Rios-Diaz Arturo J, Lin Elissa, Williams Katherine, Jiang Wei, Patel Vihas, Shimizu Naomi, Metcalfe David, Olufajo Olubode A, Cooper Zara, Havens Joaquim, Salim Ali, Askari Reza
Center for Surgery and Public Health, Department of Surgery, Brigham and Women's Hospital, Harvard Medical School and Harvard T. H. Chan School of Public Heath, Boston, MA, USA.
Center for Surgery and Public Health, Department of Surgery, Brigham and Women's Hospital, Harvard Medical School and Harvard T. H. Chan School of Public Heath, Boston, MA, USA; Trauma, Burn and Surgical Critical Care Division, Department of Surgery, Brigham and Women's Hospital, Harvard Medical School, Boston, MA, USA.

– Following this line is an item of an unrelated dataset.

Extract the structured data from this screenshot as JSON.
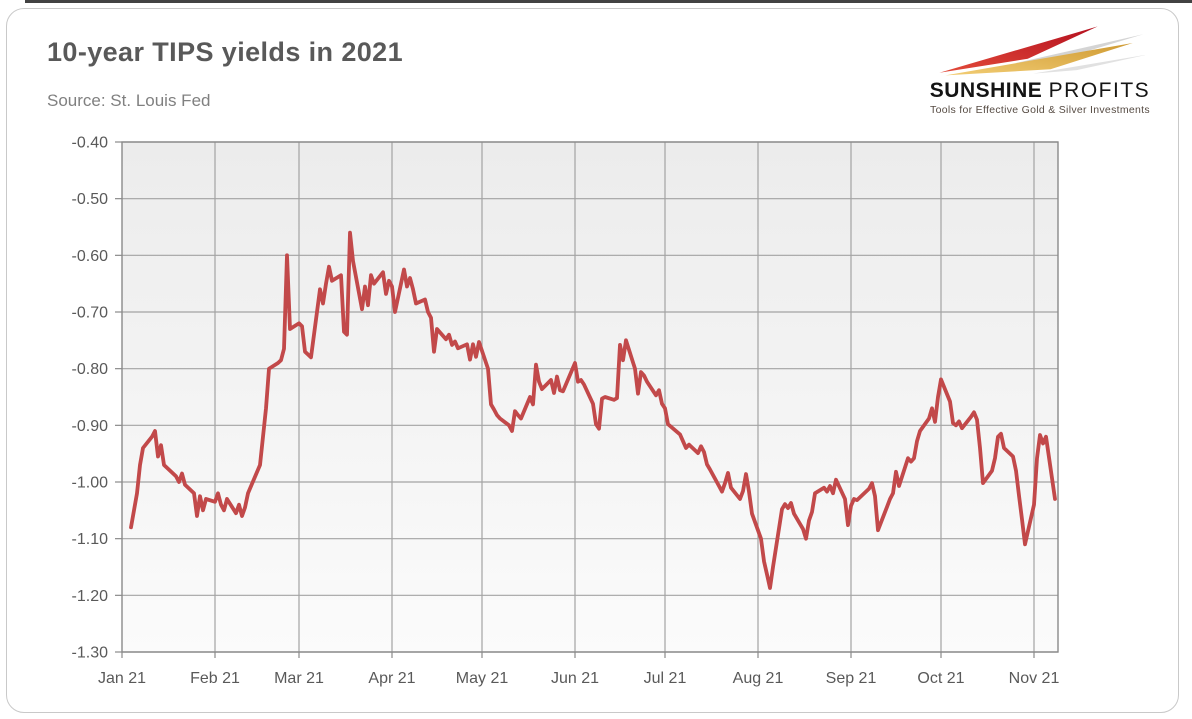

Am J Surg. 2017 Sep;214(3):385-389. doi: 10.1016/j.amjsurg.2016.05.006. Epub 2016 Jul 9.
The "obesity paradox" has been demonstrated in chronic diseases but not in acute surgery. We sought to determine whether obesity is associated with improved outcomes in patients with severe soft tissue infections (SSTIs).
The 2006 to 2010 Nationwide Inpatient Sample was used to identify adult patients with SSTIs. Patients were categorized into nonobese and obese (nonmorbid [body mass index 30 to 39.9] and morbid [body mass index ≥ 40]). Logistic regression provided risk-adjusted association between obesity categories and inhospital mortality.
There were 2,868 records with SSTI weighted to represent 14,080 patients. Obese patients were less likely to die in hospital than nonobese patients (odds ratio [OR] = .42; 95% confidence interval [CI], .25 to .70; P = .001). Subanalysis revealed a similar trend, with lower odds of mortality in nonmorbid obesity (OR = .46; 95% CI, .23 to .91; P = .025) and morbid obesity (OR = .39; 95% CI, .19 to .80; P = .011) groups.
Obesity is independently associated with reduced inhospital mortality in patients with SSTI regardless of the obesity classification. This suggests that the obesity paradox exists in this acute surgical population.
“肥胖悖论”已在慢性疾病中得到证实,但在急性外科手术中尚未得到证实。我们试图确定肥胖是否与严重软组织感染(SSTIs)患者的预后改善相关。
使用2006年至2010年全国住院患者样本确定患有SSTIs的成年患者。患者被分为非肥胖和肥胖(非病态[体重指数30至39.9]和病态[体重指数≥40])。逻辑回归提供了肥胖类别与住院死亡率之间的风险调整关联。
有2868条SSTI记录,加权后代表14080名患者。肥胖患者比非肥胖患者住院死亡的可能性更小(优势比[OR]=0.42;95%置信区间[CI],0.25至0.70;P=0.001)。亚分析显示了类似的趋势,非病态肥胖组(OR=0.46;95%CI,0.23至0.91;P=0.025)和病态肥胖组(OR=0.39;95%CI,0.19至0.80;P=0.011)的死亡几率较低。
无论肥胖分类如何,肥胖都与SSTI患者住院死亡率降低独立相关。这表明在这一急性外科人群中存在肥胖悖论。